Une des erreurs du catholicisme moderne fut de ne pas avoir compris à quel point il devenait inacceptable en continuant à parler de supplices éternels dans un enfer sans espoir.


On peut se demander où en seraient aujourd’hui les civilisations, si l’humanité avait consacré à la poursuite de vérités scientifiques une faible partie des efforts accomplis pour obéir aux volontés de divinités imaginaires. Mais peut-être ces illusoires fantômes étaient-ils seuls capables de contraindre l’homme aux efforts dont tous ses progrès naquirent.


La conversion à une religion nouvelle est généralement instantanée, mais il lui faut des siècles pour s’implanter définitivement dans les âmes et des siècles encore pour en disparaître. Malgré la longue existence du christianisme, le paganisme gréco-latin n’est pas complètement mort puisque l’art sous toutes ses formes en reste imprégné.

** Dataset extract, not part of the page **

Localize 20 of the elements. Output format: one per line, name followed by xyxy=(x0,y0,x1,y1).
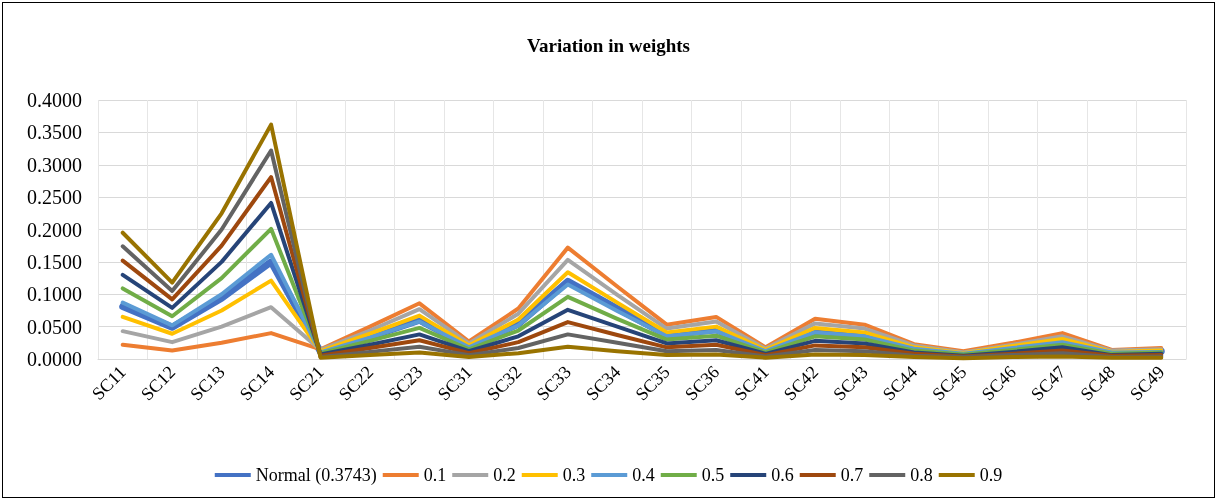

Les chrétiens qualifiant d’absurde l’adoration du crocodile par les Égyptiens ou du serpent par les Hindous ne se doutent pas que leurs descendants jugeront aussi absurde l’adoration d’un Dieu jugeant nécessaire de laisser crucifier son fils pour racheter une désobéissance à ses ordres.


Alors même que les civilisations futures n’accepteraient que la science pour guide, elles auraient cependant intérêt à construire encore des cathédrales, des mosquées, des pagodes, où les hommes se solidariseraient un peu en méditant sur les forces mystérieuses dont ils sont enveloppés et que personnifiaient leurs anciens Dieux.


Au point de vue purement rationnel le laboratoire est évidemment supérieur à la caserne et à l’église, mais il s’écoulera probablement bien des siècles avant qu’il soit possible de renoncer à l’église et à la caserne.


Le vrai miracle du Christianisme est d’avoir pu faire accepter pendant vingt siècles à des esprits capables de raisonner la prodigieuse légende d’un Dieu condamnant son fils à un dégradant supplice et fabriquant un enfer éternel pour y punir ses créatures.


Une des forces du Christianisme aux États-Unis est d’être uniquement envisagé au point de vue de son utilité sociale sans se préoccuper de la part de vérité ou d’erreur qu’il contient.


Les créateurs des dieux ont donné à l’homme la précieuse espérance, mais en échange ils l’enfermèrent pendant des siècles dans une prison d’ignorance et d’erreurs.


Il n’est guère d’idéal qui ne contienne une forte part d’illusions et cependant aucun peuple n’a pu prospérer sans l’influence d’un idéal.


L’expression « je ne veux pas croire que » dérive d’une erreur psychologique. Ce n’est jamais par un effort de la volonté consciente que l’on croit ou que l’on ne croit pas.